There are three aspects to risk budgeting:

- The risk budget identifies the total amount of risk and allocates the risk to a portfolio’s constituent parts.
- An optimal risk budget allocates risk efficiently.
- The process of finding the optimal risk budget is risk budgeting.

The goal of risk budgeting is to maximize return per unit of risk—whether overall market risk in an asset allocation setting or active risk in an asset allocation implementation setting.

Absolute contribution to total risk (ACTR) is the asset classes’ contribution to portfolio volatility.

By estimating each asset classes’ marginal contribution to total risk (MCTR), we can (1) see what happens to portfolio risk as we change individual allocations, (2) identify optimal allocations, and (3) develop a risk budget.

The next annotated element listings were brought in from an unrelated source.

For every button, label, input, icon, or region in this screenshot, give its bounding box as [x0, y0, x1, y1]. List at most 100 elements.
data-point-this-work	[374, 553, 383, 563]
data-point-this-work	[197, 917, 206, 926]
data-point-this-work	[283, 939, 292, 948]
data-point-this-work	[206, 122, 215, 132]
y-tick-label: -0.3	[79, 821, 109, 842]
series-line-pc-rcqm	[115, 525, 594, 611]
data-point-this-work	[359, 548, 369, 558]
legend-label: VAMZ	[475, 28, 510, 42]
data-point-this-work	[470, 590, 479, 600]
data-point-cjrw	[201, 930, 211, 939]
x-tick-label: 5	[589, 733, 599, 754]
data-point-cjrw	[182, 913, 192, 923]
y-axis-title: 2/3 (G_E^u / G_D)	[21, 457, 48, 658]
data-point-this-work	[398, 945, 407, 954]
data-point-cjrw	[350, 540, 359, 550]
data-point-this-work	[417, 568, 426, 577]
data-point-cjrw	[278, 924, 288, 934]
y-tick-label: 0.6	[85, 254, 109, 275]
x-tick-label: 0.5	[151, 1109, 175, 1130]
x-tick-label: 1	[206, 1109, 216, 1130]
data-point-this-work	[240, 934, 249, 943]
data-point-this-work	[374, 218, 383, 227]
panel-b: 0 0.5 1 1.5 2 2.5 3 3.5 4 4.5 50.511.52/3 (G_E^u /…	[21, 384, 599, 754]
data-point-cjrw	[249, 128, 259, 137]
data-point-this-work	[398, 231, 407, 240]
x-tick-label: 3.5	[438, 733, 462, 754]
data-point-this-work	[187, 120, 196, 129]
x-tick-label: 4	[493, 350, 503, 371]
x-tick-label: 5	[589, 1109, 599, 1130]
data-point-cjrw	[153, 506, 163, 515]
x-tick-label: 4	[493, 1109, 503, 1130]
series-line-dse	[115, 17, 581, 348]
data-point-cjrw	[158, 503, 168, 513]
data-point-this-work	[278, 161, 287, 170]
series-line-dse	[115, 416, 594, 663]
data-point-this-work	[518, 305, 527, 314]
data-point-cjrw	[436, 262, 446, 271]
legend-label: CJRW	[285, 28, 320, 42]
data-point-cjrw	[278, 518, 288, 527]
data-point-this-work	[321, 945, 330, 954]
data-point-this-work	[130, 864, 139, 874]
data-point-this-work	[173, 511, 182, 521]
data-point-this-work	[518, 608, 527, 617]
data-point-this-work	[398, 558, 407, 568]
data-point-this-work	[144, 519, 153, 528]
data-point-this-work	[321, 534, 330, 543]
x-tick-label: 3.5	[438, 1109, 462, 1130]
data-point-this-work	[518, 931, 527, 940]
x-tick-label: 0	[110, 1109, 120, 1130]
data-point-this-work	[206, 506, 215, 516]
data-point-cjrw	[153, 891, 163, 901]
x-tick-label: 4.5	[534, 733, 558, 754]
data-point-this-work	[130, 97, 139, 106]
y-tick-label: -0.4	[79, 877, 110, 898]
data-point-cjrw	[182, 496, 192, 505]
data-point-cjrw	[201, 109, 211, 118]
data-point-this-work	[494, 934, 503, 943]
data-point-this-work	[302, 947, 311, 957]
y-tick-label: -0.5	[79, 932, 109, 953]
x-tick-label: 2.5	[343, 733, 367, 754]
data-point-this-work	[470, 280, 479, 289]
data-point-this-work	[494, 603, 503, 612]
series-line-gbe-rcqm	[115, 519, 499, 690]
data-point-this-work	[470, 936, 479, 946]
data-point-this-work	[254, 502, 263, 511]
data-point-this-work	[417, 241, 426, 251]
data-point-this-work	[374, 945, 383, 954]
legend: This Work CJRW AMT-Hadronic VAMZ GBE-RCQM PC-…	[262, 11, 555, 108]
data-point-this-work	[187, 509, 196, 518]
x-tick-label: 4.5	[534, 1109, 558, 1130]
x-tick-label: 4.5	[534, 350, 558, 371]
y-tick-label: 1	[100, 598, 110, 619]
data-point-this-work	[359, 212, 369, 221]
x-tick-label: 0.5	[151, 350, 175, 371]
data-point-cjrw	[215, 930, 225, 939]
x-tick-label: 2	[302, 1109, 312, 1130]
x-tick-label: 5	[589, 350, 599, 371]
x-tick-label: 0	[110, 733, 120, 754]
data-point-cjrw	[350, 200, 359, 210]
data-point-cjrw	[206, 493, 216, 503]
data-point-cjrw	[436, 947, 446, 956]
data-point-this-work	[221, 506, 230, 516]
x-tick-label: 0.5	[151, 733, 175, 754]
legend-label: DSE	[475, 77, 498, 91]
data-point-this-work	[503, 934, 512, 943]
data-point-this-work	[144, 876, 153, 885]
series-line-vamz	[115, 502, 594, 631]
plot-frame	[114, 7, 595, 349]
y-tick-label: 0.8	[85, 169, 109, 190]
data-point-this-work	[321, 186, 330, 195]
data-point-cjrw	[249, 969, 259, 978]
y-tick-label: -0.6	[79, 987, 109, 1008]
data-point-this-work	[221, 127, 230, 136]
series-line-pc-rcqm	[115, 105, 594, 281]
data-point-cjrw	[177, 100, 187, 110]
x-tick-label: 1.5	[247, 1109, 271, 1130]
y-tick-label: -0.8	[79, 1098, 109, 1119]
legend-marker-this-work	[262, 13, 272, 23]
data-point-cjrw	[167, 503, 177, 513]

Marginal contribution to total risk: | MCTR_{i} | = (beta of asset class_{i} with respect to the portfolio)(total portfolio risk as measured by standard deviation) |

Absolute contribution to total risk: | ACTR_{i} | = (weight_{i})(MCTR_{i}) |

% of risk contributed by position_{i}= ACTR_{i} / total portfolio risk |

The optimal allocations to each asset class occur when the ratio of excess return to MCTR is equal for all asset classes and is equal to the portfolio Sharpe ratio.